Church building in Naples, Italy

Santa Maria della Sapienza is a Roman Catholic church, located on Via Costantinopoli in central Naples, Italy.
==History==
In 1507, the cardinal Oliviero Carafa, archbishop of Naples, began plans for construction at the site a University della Sapienza. Work only began posthumously on lots purchased from Giovanni Latro, and Giampietro and Marino Stendardo. The site was converted into a Clarissan monastery, but membership of this monastery languished by 1535, and the remaining nuns were moved by Cardinal and Archbishop Giampietro Carafa (later Pope Paul IV), change into a Dominican order, under the pope's sibling, Maria, as abbess. Her relics became venerated in the church, which also contained relics of Saints Evaristo and Prisciano (siblings of San Fortunato); and the liquefying blood of St Stephen Protomartyr.
The two sculpted roundels in the façade depict busts of Pope Paul IV and his sister Maria.

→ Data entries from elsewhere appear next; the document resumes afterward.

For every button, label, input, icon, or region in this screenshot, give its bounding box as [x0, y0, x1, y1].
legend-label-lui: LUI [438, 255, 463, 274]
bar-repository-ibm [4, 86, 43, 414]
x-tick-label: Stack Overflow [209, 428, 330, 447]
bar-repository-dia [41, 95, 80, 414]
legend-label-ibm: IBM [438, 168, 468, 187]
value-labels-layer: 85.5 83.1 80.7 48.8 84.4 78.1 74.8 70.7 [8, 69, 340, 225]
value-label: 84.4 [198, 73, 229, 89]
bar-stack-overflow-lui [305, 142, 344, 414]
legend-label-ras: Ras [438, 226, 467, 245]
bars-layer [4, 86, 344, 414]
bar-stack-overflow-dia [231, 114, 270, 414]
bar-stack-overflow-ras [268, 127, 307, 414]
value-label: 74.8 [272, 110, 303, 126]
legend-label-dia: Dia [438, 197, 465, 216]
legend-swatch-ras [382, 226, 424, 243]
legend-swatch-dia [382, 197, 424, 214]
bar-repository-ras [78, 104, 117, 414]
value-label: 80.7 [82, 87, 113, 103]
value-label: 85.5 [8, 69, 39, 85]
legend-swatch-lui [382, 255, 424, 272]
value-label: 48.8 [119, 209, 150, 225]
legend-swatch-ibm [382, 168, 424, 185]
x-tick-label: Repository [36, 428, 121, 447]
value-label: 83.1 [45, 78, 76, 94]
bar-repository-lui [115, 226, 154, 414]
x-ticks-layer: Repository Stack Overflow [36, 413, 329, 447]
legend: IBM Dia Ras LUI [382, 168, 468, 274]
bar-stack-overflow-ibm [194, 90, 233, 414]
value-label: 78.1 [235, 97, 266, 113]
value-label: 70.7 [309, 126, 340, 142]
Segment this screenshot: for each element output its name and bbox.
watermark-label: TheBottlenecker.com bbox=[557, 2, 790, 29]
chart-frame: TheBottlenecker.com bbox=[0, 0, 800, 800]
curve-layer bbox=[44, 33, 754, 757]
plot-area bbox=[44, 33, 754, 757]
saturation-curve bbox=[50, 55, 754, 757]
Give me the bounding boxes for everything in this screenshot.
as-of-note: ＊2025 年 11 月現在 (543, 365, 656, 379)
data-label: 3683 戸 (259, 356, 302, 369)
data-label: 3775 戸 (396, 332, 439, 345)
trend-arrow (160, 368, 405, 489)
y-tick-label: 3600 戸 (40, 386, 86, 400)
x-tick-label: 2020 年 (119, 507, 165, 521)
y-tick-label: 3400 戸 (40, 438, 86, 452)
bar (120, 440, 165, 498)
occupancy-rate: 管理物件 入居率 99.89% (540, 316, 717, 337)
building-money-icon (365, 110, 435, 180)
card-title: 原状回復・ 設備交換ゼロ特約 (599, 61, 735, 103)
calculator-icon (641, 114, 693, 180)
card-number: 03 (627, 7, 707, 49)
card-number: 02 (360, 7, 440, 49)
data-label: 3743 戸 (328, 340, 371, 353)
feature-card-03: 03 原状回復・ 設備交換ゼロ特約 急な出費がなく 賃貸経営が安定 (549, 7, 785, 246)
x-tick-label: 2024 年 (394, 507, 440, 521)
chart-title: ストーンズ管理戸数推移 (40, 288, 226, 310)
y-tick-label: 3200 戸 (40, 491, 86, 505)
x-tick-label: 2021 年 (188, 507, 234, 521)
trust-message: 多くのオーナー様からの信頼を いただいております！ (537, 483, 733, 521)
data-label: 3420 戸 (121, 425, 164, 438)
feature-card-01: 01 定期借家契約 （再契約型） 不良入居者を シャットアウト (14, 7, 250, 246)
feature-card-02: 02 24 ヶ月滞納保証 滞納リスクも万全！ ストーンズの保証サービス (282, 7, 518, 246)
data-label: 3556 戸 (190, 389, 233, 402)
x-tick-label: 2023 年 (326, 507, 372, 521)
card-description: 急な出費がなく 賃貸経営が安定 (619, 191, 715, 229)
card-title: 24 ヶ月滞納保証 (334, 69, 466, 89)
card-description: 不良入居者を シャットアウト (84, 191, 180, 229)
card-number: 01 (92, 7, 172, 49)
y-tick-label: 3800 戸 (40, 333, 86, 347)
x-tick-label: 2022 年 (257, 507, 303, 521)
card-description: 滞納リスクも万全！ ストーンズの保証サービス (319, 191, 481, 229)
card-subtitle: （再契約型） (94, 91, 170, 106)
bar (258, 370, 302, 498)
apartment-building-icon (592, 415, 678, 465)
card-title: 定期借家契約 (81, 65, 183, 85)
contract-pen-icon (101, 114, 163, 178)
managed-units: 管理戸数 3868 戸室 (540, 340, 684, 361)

The church was built in 1625 using designs by Francesco Grimaldi (a Theatine priest), and completed by 1630 by Giovan Giacomo Di Conforto. The architects Cosimo Fanzago and Dionisio Lazzari are said to have helped complete the façade and entrance stairs; Fanzago, in the design, Lazzari, in the marble decor. Other sources say the plans for the façade were by Di Conforto. From 1634 to 1636, the cupola and belltower were completed. Giacomo Lazzari designed the dome, whose interior ceiling was frescoed by Belisario Corenzio. The adjacent monastery was demolished in the 19th century, so that a hospital and clinic could be built.

The interior is decorated with polychrome marbles by Dionisio Lazzari. The black and white pavement decoration is similar to that in the church of San Gregorio Armeno. The apse frescoes are by Cesare Fracanzano, while two angels in the tympanum were sculpted by Paolo Benaglia. Within the church is a large chapel called the Cappella della Scala Santa (Chapel of the Holy Stair). The church della Sapienza has closed for decades. The church was undergoing restoration in 2011.

==Bibliography==
- Vincenzo Regina, Le chiese di Napoli. Viaggio indimenticabile attraverso la storia artistica, architettonica, letteraria, civile e spirituale della Napoli sacra, Newton and Compton editor, Naples 2004.